Sony sells stake to Samsung as losses from TVs mount

Sony sells stake to Samsung as losses from TVs mount

Tokyo: Sony Corp. sold its stake in the venture with Samsung Electronics Co. Ltd to make liquid-crystal displays (LCD) to the South Korean company after predicting an eighth consecutive year of losses from TVs amid sluggish demand.

The stake sale enables Sony chief executive officer Howard Stringer, 69, to shed the responsibility of panel manufacturing amid losses in the TV business, where Samsung is the world’s biggest. To turn around Sony, which has forecast a fourth consecutive annual loss this year, Stringer has announced $8.4 billion of acquisitions in 2011 to bolster the profitable phones and music divisions and introduced tablet computers to challenge Apple Inc.’s iPad.

“It’s a step forward for Sony," said Shiro Mikoshiba, an analyst at Nomura Holdings Inc. in Tokyo. Cancelling out the venture enables Sony to become more flexible in procuring panels. Still, Sony continues to face falling prices and heavy fixed costs.

Sony shares gained 1.6% to 1,394 yen at the close of trading in Tokyo on Monday, while Samsung fell 0.2% to 1.07 million won. The deal was announced after the stock market closed for trading. The Nikkei reported the news earlier on Monday.

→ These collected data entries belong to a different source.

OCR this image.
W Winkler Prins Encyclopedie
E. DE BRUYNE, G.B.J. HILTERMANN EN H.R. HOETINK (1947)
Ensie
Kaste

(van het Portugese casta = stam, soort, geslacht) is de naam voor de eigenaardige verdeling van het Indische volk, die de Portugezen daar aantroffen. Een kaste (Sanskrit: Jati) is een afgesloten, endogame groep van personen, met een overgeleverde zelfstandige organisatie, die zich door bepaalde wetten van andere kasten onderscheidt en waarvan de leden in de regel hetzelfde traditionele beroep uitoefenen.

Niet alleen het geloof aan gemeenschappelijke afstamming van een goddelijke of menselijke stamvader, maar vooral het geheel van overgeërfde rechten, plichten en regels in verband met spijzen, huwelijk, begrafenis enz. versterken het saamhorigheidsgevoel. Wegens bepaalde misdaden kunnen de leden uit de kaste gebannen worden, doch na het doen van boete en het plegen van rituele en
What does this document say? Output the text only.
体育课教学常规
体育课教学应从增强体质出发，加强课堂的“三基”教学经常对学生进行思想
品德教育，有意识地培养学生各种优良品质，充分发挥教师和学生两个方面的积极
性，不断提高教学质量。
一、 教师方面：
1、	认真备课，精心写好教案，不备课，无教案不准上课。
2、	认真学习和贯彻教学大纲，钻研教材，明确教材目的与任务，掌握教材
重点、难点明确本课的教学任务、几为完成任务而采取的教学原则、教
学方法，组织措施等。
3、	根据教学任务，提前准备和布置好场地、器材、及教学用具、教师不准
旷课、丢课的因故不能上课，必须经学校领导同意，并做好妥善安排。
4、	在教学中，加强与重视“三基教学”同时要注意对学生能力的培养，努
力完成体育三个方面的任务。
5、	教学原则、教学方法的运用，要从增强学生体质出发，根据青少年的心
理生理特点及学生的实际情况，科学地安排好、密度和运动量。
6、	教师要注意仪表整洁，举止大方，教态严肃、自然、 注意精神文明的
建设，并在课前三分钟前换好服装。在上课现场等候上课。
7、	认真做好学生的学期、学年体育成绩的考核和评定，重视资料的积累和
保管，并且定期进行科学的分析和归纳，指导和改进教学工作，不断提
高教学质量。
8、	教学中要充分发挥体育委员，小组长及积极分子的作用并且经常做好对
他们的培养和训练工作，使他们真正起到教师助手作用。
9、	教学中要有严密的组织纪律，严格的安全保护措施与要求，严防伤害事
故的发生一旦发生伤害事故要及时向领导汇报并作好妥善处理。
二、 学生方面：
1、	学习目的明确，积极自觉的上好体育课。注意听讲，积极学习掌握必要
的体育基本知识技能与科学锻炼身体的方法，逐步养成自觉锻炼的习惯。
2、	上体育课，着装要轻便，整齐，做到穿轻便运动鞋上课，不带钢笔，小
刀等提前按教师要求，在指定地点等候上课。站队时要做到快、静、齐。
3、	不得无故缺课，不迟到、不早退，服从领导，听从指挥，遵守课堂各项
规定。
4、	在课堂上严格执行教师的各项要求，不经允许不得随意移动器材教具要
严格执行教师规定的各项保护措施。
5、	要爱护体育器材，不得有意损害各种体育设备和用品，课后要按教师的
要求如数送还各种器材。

The maker of Walkman music players and PlayStation consoles has declined 52% this year, valuing the company at $18 billion, down from more than $100 billion in September 2000. Samsung has risen 12% in Seoul this year and Apple has jumped 25%.

Samsung had 50% of the venture plus one share, while Sony held the remainder, according to the statement. The two companies have also entered into an agreement for supply and purchase of LCD panels, Samsung said in the statement.

The transaction and the subsequent agreement will enable Sony to secure a flexible and steady supply of LCD panels from Samsung, based on market prices, and without the responsibility and costs of operating a manufacturing facility, Japan’s biggest consumer-electronics exporter said in its statement.

Despite this one-time loss, Sony estimates that the transaction will result in substantial savings, starting January, Sony said in the statement.

Earlier this month, Fitch Ratings downgraded Sony’s long-term ratings to BBB-, one level above junk, from BBB, citing difficulties in reviving the money-losing TV business and deals that won’t improve profit.

Takashi Amano in Tokyo contributed to this story.